Dear Steve,
I appreciate your thought provoking post. I have struggled my entire life trying to be a "good daughter" and love my hateful, narcissistic, emotionally strangling, neglectful, envious, destructive, self-centered, alcoholic, physically abusive mother and often hoped I would finally be loved by her in return.
I have often felt bereft of the most basic of human "rights" to be loved and cherished by one's own mother. I have alternated between trying to manipulate her to love me, trying to will her to love me, trying to perform well enough so she would love me, trying to deny my need for her love and finally, coming to terms with the reality that she will never be able to love me. I am learning to love and care for myself now, instead. I am finally becoming free of the crushing and debilitating need to hate her, to punish her, to rage at her and to escape from her.
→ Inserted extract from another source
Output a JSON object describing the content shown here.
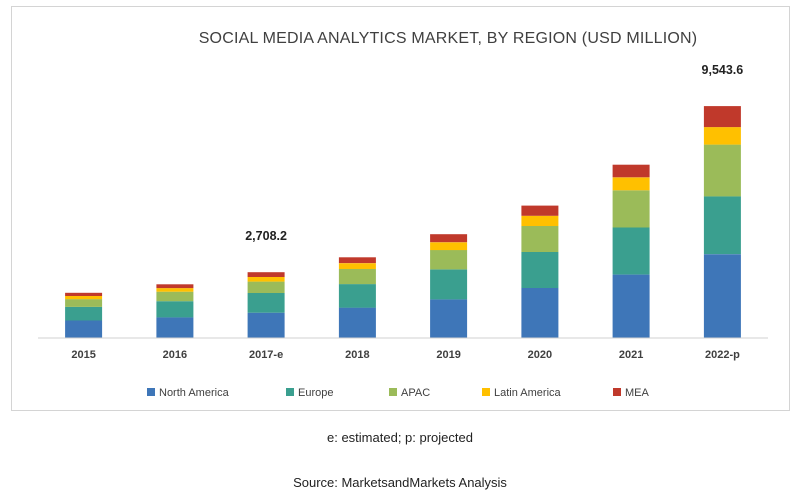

I am finally learning to actually "love" her. How you might ask? By understanding a fundamental definition of love is to "earnestly desire and actively seek" someone's welfare and well being. I can HONESTLY say I have these feelings toward her; I do seek her welfare, to the extent I do not damage my own. This is the simple, decent, civilized love of one human being for another and implies an understanding of the basic dignity and rights of all humans, not just the nice ones. This is the way I love my mother. There is no intimacy, no sharing, no nurturing, no true interaction, no connectedness, no caring exchange, no depth of love usually expressed by a healthy mother/child relationship; nevertheless, this is how I carry on.